Septiembre Amarillo es el mes dedicado a la prevención del suicidio, y no es solo una fecha en el calendario. Es un recordatorio de que el silencio no protege a nadie, y de que la conversación, hecha con cuidado, puede salvar vidas. La Organización Mundial de la Salud lo dice con claridad: el suicidio es prevenible, y hablar directamente del tema no aumenta el riesgo. Este artículo es para entender de qué se trata este mes, y por qué la prevención no puede vivir solo en septiembre.

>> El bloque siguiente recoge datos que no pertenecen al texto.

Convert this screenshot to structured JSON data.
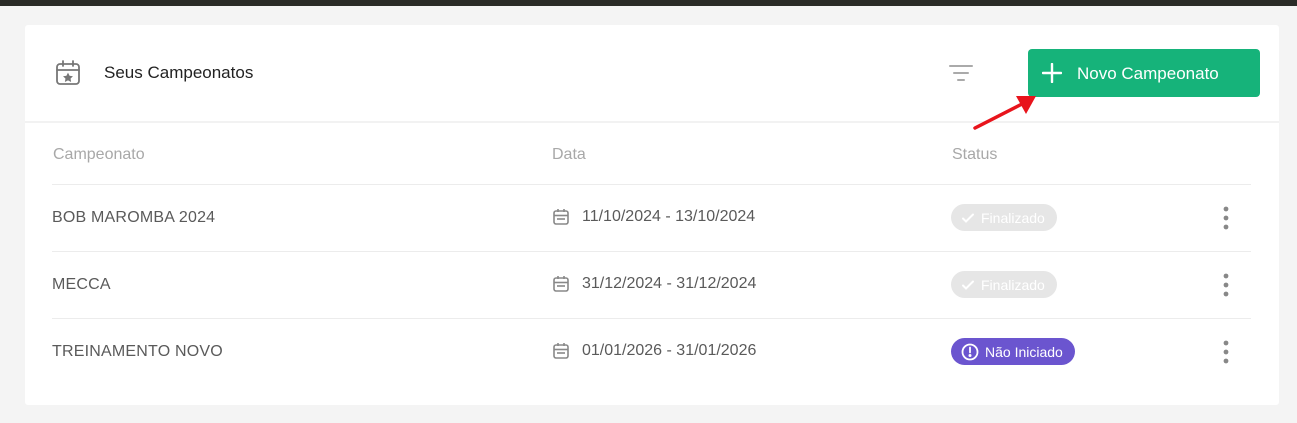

Si tú o alguien cercano está en peligro inmediato, no esperes: en Colombia puedes llamar a emergencias 123, a la Línea 106 o a la Línea Nacional 01 8000 423 614. Encuentra líneas de otros países en selia.co/hotlines.
En Resumen
Lo que encontrarás en este artículo:
Lo que encontrarás en este artículo:
- Qué representa Septiembre Amarillo y de dónde viene
- Por qué el 10 de septiembre es el Día Mundial para la Prevención del Suicidio
- Cómo hablar del tema de forma responsable
- Por qué la prevención debe existir durante todo el año
¿Qué es Septiembre Amarillo?
Septiembre Amarillo es una campaña de sensibilización dedicada a la prevención del suicidio y al cuidado de la salud mental. El color amarillo se asocia a la esperanza, la luz y la vida, y se convirtió en el símbolo de este movimiento que hoy tiene alcance en muchos países de habla hispana y del mundo.

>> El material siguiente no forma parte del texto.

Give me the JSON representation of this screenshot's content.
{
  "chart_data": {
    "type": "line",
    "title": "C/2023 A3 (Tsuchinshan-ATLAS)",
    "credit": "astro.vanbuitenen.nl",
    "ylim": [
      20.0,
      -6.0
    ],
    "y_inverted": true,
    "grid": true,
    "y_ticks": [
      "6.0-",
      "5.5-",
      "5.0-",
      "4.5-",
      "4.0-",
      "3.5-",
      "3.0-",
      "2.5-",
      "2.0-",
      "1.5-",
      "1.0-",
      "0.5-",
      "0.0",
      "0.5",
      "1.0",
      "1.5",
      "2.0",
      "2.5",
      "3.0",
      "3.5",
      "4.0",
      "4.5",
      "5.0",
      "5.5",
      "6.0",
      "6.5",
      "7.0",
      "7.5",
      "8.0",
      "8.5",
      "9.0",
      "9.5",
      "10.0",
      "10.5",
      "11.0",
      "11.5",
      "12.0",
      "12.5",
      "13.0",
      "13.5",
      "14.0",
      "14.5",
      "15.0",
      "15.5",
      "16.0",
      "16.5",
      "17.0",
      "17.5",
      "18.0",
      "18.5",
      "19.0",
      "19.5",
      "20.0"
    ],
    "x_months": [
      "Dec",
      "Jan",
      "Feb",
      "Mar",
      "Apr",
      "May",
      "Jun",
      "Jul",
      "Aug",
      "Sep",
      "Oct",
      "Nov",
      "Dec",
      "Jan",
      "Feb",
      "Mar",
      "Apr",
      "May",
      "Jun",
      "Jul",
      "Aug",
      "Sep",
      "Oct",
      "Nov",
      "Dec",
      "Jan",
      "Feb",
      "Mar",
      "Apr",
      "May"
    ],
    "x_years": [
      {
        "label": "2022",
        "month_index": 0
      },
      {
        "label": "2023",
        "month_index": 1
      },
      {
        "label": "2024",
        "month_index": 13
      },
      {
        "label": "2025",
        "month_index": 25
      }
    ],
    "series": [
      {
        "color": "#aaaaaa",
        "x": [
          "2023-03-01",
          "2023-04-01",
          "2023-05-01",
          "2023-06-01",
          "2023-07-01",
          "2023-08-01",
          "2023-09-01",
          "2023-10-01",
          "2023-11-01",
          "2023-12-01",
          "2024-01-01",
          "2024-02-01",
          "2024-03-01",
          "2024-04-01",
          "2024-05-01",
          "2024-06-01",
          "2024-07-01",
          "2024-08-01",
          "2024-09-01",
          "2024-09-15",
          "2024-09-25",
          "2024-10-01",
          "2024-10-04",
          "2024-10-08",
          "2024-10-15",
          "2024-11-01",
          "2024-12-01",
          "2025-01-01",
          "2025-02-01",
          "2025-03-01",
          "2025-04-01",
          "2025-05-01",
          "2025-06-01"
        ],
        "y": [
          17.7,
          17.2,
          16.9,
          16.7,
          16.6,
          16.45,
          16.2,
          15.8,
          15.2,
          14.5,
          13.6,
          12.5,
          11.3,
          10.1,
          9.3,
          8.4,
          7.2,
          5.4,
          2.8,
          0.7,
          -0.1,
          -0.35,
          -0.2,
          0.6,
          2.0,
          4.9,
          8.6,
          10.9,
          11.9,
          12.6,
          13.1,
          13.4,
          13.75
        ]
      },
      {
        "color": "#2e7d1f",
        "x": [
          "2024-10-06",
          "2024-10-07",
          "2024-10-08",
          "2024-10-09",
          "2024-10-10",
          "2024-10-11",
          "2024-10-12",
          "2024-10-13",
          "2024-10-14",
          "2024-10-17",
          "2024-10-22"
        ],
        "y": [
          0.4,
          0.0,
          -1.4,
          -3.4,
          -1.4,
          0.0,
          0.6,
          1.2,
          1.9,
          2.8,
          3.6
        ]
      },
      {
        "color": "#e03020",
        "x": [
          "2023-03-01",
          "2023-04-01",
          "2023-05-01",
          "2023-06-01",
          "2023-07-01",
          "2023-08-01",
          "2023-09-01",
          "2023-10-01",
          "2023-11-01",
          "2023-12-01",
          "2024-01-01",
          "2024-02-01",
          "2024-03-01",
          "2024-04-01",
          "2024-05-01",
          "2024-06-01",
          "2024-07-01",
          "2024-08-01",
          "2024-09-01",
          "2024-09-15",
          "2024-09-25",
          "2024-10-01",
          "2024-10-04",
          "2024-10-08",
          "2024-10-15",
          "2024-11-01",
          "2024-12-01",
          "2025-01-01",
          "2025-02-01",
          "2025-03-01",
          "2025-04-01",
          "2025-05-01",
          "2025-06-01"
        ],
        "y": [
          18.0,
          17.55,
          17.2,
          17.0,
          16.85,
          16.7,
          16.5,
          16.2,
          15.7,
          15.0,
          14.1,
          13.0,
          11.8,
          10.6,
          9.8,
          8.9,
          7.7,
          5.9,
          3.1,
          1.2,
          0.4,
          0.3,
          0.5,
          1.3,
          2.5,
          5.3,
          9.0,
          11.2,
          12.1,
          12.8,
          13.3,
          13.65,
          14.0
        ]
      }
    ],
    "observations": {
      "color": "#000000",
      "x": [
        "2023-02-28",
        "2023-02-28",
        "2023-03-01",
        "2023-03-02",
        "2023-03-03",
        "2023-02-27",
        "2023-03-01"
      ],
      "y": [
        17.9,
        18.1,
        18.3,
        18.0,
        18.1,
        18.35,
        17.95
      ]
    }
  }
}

La idea de fondo es simple pero poderosa: crear espacios seguros para hablar de algo que durante mucho tiempo fue un tabú. Cuando un tema no se puede nombrar, quienes lo sufren quedan aún más solos. Septiembre Amarillo busca lo contrario: que la persona que está pasándola mal sepa que puede hablar, y que quienes la rodean sepan cómo acercarse.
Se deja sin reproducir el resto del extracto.